Foreword Reviews

Bom Boy

Yewande Omotoso

- REBECCA HUSSEY

Catalyst Press (JANUARY) Softcover $15 (182pp) 978-1-946395-10-8

Yewande Omotoso’s novel Bom Boy is a multigener­ational tale set in Cape Town that explores how social and familial pressures shape an individual’s life. It beautifull­y captures struggles with loneliness, loss, poverty, and discrimina­tion.

Leke never met his birth parents, and as an adult he finds himself alone. His adoptive mother, Jane, died when he was ten, and his adoptive father, Marcus, has never understood him.

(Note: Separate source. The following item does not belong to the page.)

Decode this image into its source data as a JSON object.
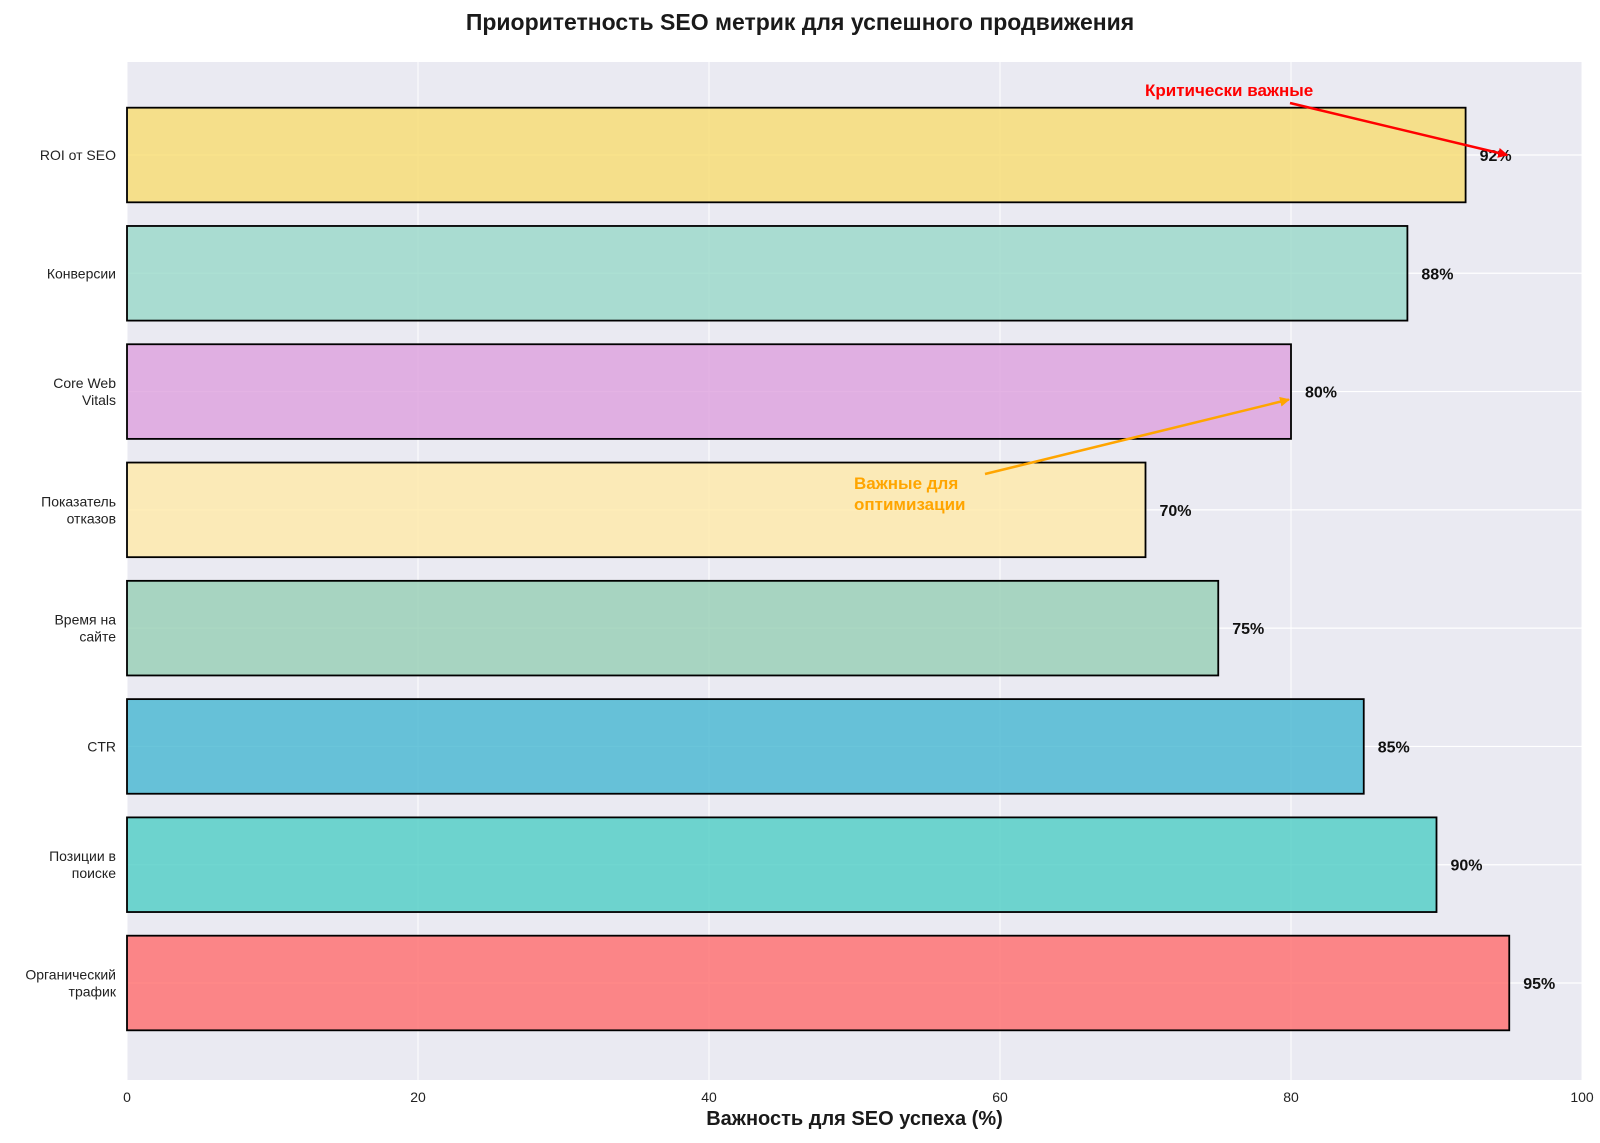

Leke is troubled. His job is unfulfilli­ng, and he has no meaningful human connection­s. His visits doctors unnecessar­ily, stalks women, and steals small items from strangers. Marcus has given him a packet of letters from his birth father, Oscar, that were written from prison. They introduce him to his family and tell him about a family curse. Interspers­ed among these stories is the tale of how Leke’s mother, Elaine, came to give him up for adoption.

Short sections move back and forth in time and from character to character to build a full picture of Leke’s childhood, adult circumstan­ces, and family heritage. Elaine’s solitary fight to feed herself and care for her infant is especially moving, as are Oscar’s struggles to adapt to campus life as a Nigerian man experienci­ng racism in his predominan­tly white university environmen­t.

Leke is a troubling figure who inflicts harm on others while also inspiring sympathy. His bumbling, desperate search for understand­ing is moving. Oscar’s story of the family curse brings a magical element into the tale that stands in sharp contrast to the mundane details of Leke’s working life. The novel moves between these two registers, incorporat­ing traditiona­l Nigerian views of family and fate into a modern-day understand­ing of psychology.

Bom Boy is an intricatel­y structured literary novel that powerfully evokes family as a source of loss and struggle, but also of hope.